For development, you can also install from source with [uv](https://github.com/astral-sh/uv):

```bash
uv pip install -e .
```

## Quick Start

### 1. Build a victim container

```bash
docker build -t chaos-victim tests/victim
docker run -d --name victim chaos-victim
```

### 2. Inject chaos via `chaosctl`

```bash
# Add 500ms latency
chaosctl --target victim --action latency --value 500

# Stack 20% packet loss on top (composite mode)
chaosctl --target victim --latency 500 --loss 20

# Auto-clear after 5 seconds
chaosctl --target victim --action loss --value 20 --duration 5000

# Recover
chaosctl --target victim --action clear
```

### 3. Start the live dashboard

```bash
chaosctl serve --port 8080
```

Open `http://localhost:8080`. The server auto-starts a `chaos-monitor` sidecar for live metrics.

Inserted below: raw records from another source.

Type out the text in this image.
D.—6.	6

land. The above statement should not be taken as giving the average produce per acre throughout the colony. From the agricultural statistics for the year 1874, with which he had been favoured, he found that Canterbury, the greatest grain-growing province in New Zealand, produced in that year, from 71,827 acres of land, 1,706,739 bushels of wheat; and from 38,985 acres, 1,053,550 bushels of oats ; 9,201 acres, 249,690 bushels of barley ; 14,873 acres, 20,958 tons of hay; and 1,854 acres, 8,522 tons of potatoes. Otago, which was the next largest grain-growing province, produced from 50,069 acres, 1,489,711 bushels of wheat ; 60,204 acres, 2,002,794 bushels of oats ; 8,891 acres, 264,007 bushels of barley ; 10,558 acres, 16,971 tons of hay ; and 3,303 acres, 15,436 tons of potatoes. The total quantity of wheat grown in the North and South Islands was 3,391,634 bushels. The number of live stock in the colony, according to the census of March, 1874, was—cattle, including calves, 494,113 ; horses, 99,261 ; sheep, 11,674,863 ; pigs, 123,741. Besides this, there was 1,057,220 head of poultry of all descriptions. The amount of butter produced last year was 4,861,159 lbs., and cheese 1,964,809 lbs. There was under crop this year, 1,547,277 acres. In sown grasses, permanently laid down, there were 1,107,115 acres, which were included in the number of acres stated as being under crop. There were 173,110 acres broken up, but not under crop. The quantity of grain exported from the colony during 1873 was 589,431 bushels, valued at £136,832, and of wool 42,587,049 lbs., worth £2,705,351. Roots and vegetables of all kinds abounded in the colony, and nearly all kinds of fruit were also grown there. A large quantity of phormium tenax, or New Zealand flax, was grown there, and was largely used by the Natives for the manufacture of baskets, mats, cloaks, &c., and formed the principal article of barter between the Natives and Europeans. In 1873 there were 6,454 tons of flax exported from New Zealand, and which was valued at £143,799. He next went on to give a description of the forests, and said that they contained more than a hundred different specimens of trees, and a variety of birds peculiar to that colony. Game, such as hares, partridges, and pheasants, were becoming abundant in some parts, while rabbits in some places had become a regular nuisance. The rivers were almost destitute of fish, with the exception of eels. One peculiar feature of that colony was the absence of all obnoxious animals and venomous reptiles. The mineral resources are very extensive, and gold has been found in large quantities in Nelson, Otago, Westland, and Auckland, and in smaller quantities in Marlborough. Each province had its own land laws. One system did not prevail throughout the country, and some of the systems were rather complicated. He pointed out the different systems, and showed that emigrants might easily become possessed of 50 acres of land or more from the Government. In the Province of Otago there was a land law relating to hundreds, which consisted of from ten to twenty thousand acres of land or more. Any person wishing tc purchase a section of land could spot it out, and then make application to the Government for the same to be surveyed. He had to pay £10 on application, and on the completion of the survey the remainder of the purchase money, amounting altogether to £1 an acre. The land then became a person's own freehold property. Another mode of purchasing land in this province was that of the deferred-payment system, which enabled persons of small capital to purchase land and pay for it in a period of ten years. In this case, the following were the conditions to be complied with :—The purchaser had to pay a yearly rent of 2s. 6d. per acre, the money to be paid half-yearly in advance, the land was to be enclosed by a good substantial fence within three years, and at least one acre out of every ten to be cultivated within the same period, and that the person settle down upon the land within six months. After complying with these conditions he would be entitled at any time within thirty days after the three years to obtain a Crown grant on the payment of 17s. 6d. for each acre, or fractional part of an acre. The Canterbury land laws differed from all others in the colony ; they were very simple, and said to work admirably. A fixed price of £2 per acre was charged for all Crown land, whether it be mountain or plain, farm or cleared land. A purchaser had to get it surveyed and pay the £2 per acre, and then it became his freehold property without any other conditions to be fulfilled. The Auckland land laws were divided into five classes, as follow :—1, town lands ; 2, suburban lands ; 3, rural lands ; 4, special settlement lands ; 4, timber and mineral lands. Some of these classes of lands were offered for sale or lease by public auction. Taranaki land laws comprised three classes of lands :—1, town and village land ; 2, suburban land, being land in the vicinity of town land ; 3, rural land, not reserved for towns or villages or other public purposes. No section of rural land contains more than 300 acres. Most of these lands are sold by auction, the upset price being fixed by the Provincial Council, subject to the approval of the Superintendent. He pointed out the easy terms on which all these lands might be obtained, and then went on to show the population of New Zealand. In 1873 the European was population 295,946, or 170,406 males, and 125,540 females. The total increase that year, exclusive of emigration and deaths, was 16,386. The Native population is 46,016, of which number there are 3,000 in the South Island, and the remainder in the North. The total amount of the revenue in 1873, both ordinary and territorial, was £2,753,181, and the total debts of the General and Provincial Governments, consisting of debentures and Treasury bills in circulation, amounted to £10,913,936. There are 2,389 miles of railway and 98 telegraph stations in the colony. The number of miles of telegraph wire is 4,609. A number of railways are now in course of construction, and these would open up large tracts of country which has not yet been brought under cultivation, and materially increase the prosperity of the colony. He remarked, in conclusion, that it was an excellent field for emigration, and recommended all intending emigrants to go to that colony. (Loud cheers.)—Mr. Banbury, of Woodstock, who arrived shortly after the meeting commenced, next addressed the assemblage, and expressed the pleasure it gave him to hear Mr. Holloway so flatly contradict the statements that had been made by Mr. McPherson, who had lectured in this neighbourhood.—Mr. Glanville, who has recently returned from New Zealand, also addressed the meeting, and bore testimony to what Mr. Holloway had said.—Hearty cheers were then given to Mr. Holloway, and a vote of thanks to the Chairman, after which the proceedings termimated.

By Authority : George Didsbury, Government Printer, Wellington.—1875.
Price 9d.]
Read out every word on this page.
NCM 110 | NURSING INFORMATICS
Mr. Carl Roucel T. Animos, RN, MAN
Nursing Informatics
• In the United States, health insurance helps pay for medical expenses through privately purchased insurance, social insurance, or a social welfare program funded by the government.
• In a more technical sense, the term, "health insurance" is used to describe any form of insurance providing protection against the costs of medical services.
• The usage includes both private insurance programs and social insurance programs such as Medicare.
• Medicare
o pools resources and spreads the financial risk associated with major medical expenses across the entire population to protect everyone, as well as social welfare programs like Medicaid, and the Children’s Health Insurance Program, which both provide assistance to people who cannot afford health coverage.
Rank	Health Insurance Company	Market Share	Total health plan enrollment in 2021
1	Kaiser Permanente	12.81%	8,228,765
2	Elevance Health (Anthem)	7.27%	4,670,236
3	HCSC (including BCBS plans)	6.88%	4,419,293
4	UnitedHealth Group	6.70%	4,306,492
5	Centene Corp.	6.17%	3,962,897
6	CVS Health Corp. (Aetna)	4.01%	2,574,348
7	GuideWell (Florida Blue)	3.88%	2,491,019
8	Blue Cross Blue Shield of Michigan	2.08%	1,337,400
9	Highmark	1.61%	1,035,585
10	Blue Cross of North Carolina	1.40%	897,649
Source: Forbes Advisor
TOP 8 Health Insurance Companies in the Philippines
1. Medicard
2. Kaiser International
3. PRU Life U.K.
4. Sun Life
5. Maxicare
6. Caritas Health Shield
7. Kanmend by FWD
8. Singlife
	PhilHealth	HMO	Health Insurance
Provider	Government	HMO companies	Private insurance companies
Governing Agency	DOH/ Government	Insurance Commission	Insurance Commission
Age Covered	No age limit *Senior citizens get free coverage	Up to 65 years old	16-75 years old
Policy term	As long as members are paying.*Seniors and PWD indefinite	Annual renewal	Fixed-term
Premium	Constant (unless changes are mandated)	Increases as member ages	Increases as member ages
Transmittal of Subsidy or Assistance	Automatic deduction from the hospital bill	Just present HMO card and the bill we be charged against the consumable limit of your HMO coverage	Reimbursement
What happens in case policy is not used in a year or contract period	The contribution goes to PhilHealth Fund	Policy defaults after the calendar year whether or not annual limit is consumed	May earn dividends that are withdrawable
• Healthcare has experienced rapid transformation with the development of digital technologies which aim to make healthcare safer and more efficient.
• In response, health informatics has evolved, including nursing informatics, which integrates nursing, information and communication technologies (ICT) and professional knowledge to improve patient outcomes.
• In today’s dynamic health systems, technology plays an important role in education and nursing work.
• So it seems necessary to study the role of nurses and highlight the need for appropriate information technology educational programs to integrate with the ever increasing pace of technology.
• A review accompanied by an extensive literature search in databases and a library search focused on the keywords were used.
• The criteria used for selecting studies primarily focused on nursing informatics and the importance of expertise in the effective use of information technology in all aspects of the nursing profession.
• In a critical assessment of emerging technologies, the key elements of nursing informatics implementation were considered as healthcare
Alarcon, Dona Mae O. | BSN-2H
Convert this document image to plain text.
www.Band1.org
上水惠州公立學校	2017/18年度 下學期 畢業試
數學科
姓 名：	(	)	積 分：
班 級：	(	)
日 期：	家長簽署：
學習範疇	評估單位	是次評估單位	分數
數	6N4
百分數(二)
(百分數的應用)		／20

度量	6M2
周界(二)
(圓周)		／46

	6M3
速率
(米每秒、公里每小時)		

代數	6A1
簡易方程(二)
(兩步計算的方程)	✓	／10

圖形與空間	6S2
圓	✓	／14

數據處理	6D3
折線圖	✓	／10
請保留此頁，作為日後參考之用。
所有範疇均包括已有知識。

### 4. Run a scenario YAML

```bash
chaosctl run examples/full-test.yaml

# Validate only
chaosctl run examples/full-test.yaml --dry-run
```

### 5. Advanced options

```bash
# Use a specific sidecar image version
chaosctl --target victim --action clear --sidecar-version 0.2.0

# Force a local build from bundled source (offline mode)
chaosctl --target victim --action clear --local-build

# Manually start a persistent monitor sidecar
chaosctl monitor --monitor-host-port 9090
```

## CLI Reference

### chaosctl (host-side wrapper)

```bash
# Inject faults
chaosctl --target <container> --action latency --value <ms>
chaosctl --target <container> --action loss --value <percent>
chaosctl --target <container> --action clear

# Composite faults
chaosctl --target <container> --latency <ms> --loss <percent>

# Auto-clear after N ms
chaosctl --target <container> --action loss --value 20 --duration 5000

# Serve dashboard
chaosctl serve --host 0.0.0.0 --port 8080

# Run scenario YAML
chaosctl run path/to/scenario.yaml --dry-run

# Start monitor sidecar (optional; dashboard auto-starts it)
chaosctl monitor --monitor-host-port 9090
```

### chaos (sidecar-only)

`chaos` runs inside the privileged sidecar container and is not meant to be invoked directly on the host.

## Project Structure

```
proj/
├── pyproject.toml              # Project config (hatchling)
├── uv.lock                     # Locked dependency tree
├── Dockerfile                  # Sidecar image definition
├── LICENSE                     # MIT License
├── README.md                   # This file
├── injector/                   # Core chaos logic
│   ├── __init__.py             # Package metadata
│   ├── __main__.py             # Entry point for `python -m injector`
│   ├── cli.py                  # Runs inside sidecar (nsenter + monitor)
│   ├── docker_client.py        # Resolves container name -> PID
│   ├── monitor.py              # Monitor FastAPI app (metrics + ping)
│   ├── network_chaos.py         # tc command builder with stacking
│   ├── scenario_executor.py    # YAML scenario runner
│   ├── sidecar_runner.py       # Host wrapper (chaosctl entrypoint)
│   ├── templates/              # Dashboard HTML templates
│   └── web_server.py           # Dashboard FastAPI app
├── examples/                   # Scenario YAML examples
└── tests/
    └── victim/
        └── Dockerfile          # Minimal Alpine victim for testing
```

## Roadmap

- Support for additional fault types: jitter, corruption, bandwidth throttling, network partitions.
- Export metrics to external observability stacks (Prometheus/Grafana).